Thursday, August 26, 2010

A day in the life: ethics from large and small animal vets

I had trouble choosing just one anecdote to relay from today’s lectures, so I’m going with two, and calling this “a day in the life” (of a third year vet student) rather than “veterinary fact of the day.”

Our large animal medicine and surgery lectures this morning were on oral and GI diseases in cows. Dr. Big (not his real name) started the GI lecture with an overview of the situation in which today’s dairy cow finds herself. He pointed out that ruminants made an interesting gamble a long time ago, relying on bacteria in their huge stomachs to convert their food into energy. Then man started selectively breeding them, and today’s dairy cow looks very different than she did even fifty years ago. A cow today might produce 150 lbs of milk a day during her peak lactation. “I bet half of you don’t even weigh that much,” he said. He went on to opine that almost every disease which we will be learning about during our five hours of GI lecture (not all of that was today!) is man made. “Put the cow on a pasture and she’ll live for 20 years with no problems. Put her in a dairy herd and ask for 150 lbs/day, and her mean life expectancy is 5 years.” (I found it interesting that he equated being on pasture with not producing milk. Every week at my local farmer’s market, I purchase yogurt made from milk from grass-fed dairy cows, out on pasture right here in Massachusetts.) He went on to suggest that we should all read The Omnivore’s Dilemma, which he felt was a very interesting book, “though I don’t think Pollan got it entirely right.”

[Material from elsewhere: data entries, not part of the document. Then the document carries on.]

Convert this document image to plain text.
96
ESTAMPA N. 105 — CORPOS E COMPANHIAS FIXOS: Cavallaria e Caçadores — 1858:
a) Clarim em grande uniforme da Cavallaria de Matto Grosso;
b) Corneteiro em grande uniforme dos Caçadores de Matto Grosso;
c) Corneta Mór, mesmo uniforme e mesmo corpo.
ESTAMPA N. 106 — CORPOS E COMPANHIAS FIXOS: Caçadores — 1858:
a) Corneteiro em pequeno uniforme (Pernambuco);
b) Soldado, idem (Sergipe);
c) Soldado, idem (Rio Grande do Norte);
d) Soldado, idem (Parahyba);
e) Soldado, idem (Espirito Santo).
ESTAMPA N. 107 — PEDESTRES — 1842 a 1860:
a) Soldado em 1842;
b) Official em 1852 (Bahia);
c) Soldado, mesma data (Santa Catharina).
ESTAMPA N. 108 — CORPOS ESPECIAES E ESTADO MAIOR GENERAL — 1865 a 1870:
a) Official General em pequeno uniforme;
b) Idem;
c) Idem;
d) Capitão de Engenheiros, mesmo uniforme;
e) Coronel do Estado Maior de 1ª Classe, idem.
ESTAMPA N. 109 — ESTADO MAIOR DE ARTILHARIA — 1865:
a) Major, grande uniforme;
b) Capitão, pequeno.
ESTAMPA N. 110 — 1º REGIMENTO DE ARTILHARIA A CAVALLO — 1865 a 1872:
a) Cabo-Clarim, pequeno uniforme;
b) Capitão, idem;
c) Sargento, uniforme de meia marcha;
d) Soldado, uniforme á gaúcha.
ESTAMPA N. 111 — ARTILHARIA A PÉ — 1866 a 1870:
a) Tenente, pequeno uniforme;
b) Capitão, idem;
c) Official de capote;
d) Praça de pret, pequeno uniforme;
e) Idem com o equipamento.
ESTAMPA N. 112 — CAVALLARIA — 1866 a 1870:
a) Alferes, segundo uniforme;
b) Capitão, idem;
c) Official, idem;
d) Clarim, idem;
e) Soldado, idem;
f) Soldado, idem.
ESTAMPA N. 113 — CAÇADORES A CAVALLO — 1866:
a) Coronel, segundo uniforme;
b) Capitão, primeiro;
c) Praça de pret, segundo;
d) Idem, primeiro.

I just get little hearts in my eyes when food animal vets talk like this. Cows should be on pasture! They get sick because of things we do! It is lovely to see people walking in the grey area between ignoring all welfare implications (“cows do just fine in open barns, they don’t need to be out on grass”) and ignoring the realities of the situation (“no one should ever drink milk because cows shouldn’t be raised the way they are”). Dr. Big thinks we can do better than we do, and he tries to make it happen, by teaching vet students and (I presume) by encouraging farmers to make changes where they can. Compare that to the lecture from the swine practitioner earlier this week, who felt that intensive farming of pigs was best for the pigs’ welfare.

From the other side of the fence, in anesthesia lecture we got a moment to think about the welfare of dogs. Dr. Bonne talked about managing brachycephalic (flat-faced) dogs when they recover from anesthesia. When a dog is under general anesthesia, it has an endotracheal tube (“trach tube”) put down its throat to help it breathe. Most dogs need to have the trach tube removed before they are fully awake. Not brachycephalics. Dr. Bonne showed us a photo of a bulldog: “Look, there he is, wide awake with the tube in, breathing wonderfully. They will do that for an hour or so.” Brachycephalics often have tracheas the width of a tomcat’s, just 5.5 mm in diameter. It is not really enough for them to breathe. When they wake up with a trach tube in, it may be the first time in their lives in which they can breathe easily. Dr. Bonne expounded: “Can you imagine, they must spend so much energy every day, just to breathe. They are perfectly happy with the trach tube in. You should leave it in until the last minute, until they are almost ready to walk out the door. Nobody else tolerates the tube the way that these dogs do.” To my mind, she didn’t go quite far enough — she didn’t ever suggest that perhaps brachycephalics should be bred with a little more care to whether or not they can breathe. But I still appreciated the rant, as far as it went.

What I did today: Two hours of small animal medicine and surgery lecture. Two hours of large animal medicine and surgery lecture. Lunch! (A meeting.) Two hours of anesthesia lecture. Home!